Литмир - Электронная Библиотека
A
A

– Тогда я тоже пустой, – проскрипел отшельник и, поднявшись, распахнул плащ и задрал серую рубаху.

В центре его груди была точно такая же отметина.

– Или полупустой, – опустил рубаху отшельник.

08

К вечеру Филя едва стоял на ногах. К тому же к усталости добавилось смутное раздражение. Он, конечно, привык выполнять распоряжения Пустого беспрекословно и предпочитал не задавать лишних вопросов, но разве не тот же Пустой всегда говорил, что, каким бы делом ни занимался, должен понимать, что делаешь и чего хочешь добиться? Вот с этим-то у Фили никак не складывалось. Вся та ясность, которая у него была в голове до последнего дня, окончательно затуманилась и исчезла. И к собственному раздражению, Филя был уверен, что единственным из оставшихся у Пустого лесовиков, которого беспокоило его будущее, был он один. Все прочие слепо полагались на то, что Пустой вытащит их из любой передряги.

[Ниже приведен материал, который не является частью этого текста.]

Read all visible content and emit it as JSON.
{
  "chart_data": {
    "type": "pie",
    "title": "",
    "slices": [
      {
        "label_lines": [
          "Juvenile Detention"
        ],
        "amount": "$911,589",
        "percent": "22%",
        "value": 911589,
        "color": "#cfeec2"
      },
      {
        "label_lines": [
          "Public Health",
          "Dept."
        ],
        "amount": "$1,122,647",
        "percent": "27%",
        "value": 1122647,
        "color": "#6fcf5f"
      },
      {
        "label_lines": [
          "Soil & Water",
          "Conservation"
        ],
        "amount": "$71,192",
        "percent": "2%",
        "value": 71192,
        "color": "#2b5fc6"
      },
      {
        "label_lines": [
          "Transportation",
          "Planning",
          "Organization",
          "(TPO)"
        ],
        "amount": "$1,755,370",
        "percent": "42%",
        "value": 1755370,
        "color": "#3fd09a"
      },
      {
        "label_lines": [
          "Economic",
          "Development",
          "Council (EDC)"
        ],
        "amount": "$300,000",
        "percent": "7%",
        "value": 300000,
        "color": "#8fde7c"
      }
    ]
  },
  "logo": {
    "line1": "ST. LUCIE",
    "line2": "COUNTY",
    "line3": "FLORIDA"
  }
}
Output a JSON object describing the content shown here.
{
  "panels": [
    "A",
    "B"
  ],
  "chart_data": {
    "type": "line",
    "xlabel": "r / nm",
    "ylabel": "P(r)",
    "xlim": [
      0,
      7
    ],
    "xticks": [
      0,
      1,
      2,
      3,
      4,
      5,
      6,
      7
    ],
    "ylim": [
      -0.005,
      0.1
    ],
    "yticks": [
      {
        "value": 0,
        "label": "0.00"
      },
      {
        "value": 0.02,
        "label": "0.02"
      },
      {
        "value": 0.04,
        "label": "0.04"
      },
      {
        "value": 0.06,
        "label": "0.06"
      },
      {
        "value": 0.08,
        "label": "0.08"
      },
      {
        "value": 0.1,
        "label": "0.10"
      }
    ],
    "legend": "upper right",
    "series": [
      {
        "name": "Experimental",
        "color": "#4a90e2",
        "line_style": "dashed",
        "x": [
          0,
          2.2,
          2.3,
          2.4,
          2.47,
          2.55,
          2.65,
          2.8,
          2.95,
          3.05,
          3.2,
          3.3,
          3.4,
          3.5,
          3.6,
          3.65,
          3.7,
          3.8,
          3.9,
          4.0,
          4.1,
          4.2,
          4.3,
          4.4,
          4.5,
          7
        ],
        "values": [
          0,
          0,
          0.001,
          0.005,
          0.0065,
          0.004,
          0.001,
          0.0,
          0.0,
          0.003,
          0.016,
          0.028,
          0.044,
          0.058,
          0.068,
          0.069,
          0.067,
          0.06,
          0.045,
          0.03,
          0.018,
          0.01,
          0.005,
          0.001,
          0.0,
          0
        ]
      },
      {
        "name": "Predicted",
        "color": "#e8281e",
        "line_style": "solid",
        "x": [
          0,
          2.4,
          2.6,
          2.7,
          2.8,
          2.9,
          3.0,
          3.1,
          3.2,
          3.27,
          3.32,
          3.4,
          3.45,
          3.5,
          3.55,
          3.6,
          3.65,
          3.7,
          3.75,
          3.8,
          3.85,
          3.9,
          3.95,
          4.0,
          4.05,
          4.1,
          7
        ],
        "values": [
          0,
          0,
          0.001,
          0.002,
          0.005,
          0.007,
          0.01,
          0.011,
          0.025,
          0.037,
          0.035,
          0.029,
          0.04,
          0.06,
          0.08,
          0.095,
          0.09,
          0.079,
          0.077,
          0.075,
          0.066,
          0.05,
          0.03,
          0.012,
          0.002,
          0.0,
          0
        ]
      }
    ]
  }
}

Ну с Сишеком было просто – старик, как всегда, хотел заполучить глинку отборного пойла. Но остальные-то должны были задуматься, что их ждет в Мороси? Хотя чего скрывать, это Пустой всегда смотрел вперед, а весь Поселок жил одним днем. Так и закончил. Чего ж удивляться короткой памяти односельчан? Растрепанный и суетливый Ройнаг прежде всего думал о прощении за сон на вышке, хотя кто там не спал? И как не уснуть, если даже Хантик – старожил Гнилушки – не помнил, чтобы орда добиралась до здешних мест? Саму вышку на крыше мастерской все втихую считали блажью Пустого – другой вопрос, что имел механик право на блажь. Так вот, вовсе не блажью оказались его опасения.

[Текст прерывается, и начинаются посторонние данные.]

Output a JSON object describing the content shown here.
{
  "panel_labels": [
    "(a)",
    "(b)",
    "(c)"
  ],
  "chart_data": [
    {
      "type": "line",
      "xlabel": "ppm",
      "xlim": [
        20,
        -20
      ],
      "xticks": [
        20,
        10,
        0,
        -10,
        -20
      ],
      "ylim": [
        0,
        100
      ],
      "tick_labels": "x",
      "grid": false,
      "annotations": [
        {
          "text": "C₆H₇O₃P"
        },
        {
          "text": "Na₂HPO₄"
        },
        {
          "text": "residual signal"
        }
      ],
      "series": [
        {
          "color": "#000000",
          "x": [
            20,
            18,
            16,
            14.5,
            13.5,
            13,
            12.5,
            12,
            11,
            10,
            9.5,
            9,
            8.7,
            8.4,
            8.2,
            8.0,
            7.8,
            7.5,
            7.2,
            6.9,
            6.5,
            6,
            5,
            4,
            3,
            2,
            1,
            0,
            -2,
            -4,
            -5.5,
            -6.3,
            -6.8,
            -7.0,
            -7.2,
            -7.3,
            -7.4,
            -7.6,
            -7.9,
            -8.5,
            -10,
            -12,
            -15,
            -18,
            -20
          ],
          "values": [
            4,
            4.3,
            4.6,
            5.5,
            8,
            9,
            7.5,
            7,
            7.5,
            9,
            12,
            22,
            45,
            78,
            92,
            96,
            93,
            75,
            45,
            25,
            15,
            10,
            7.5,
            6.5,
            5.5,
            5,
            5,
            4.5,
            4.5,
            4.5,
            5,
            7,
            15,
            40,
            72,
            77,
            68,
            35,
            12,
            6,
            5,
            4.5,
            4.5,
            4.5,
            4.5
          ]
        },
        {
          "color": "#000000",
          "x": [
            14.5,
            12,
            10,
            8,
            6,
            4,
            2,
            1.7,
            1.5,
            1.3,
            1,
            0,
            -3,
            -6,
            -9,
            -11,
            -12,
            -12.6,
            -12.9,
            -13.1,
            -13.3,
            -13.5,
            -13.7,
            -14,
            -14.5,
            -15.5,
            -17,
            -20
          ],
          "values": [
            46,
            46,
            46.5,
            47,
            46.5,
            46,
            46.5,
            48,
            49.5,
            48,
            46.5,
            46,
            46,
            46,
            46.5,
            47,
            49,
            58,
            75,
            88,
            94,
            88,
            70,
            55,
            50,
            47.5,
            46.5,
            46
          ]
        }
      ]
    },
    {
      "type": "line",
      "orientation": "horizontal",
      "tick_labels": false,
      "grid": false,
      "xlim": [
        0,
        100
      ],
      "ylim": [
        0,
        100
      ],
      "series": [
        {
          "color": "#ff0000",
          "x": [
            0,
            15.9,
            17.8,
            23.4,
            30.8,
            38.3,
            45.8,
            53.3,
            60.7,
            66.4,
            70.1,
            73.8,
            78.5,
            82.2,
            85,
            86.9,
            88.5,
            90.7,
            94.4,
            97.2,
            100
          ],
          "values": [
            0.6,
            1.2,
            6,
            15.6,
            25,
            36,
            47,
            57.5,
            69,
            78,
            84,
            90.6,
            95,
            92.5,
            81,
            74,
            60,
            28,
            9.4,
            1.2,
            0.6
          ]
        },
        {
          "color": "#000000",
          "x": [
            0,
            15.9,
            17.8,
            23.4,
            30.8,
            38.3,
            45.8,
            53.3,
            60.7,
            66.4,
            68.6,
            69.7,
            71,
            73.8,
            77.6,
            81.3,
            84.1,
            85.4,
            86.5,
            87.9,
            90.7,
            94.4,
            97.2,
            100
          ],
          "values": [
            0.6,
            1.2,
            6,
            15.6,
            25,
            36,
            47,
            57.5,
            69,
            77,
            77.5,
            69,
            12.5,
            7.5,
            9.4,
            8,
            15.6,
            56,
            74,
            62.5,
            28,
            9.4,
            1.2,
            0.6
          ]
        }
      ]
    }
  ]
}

Кто там еще пыхтел, кроме Фили, весь день? Хантик, Рашпик и Файк? Ну Хантик мог пыхтеть и лежа, с него б не убыло. Как к мастерской добежать – первым оказался, а вот поработать когда пришлось, тут же захромал так – хоть костыль ему выдавай. С другой стороны, да отлить на него с его хромотой. Подумаешь! Пусть в подвале корячится. Взялся укладывать барахло – укладывай, а Рашпик с Файком пусть таскают. Эта троица ясно о чем думала. В первую очередь, конечно, в живых остаться, а во вторую – приглядывала, где и что лежит, да запоминала, а может, и припрятывала кое-что по ходу дела. Вот уж, наверное, сборщики локти кусали, что ворота закрыты: никак не набьешь мешочек да не оттащишь в прилесок. Хотя с этих станется и в окошко выбросить что поценнее. Ничего, если что и выбросят, Сишек увидит. На вышку старик лезть отказался, а так-то ходил по крыше, смотрел по сторонам да зубами выстукивал от головной боли. Вот уж кому было все равно, останется он в живых или нет. С глинкой пойла и смерть в стойло. Интересно, почему Пустой приказал перетаскивать глинки с пойлом в последнюю очередь? Боится, что не только Сишек, но и остальные сборщики перепьются? Ну если только Хантик. Впрочем, разве кто-то видел Хантика пьяным?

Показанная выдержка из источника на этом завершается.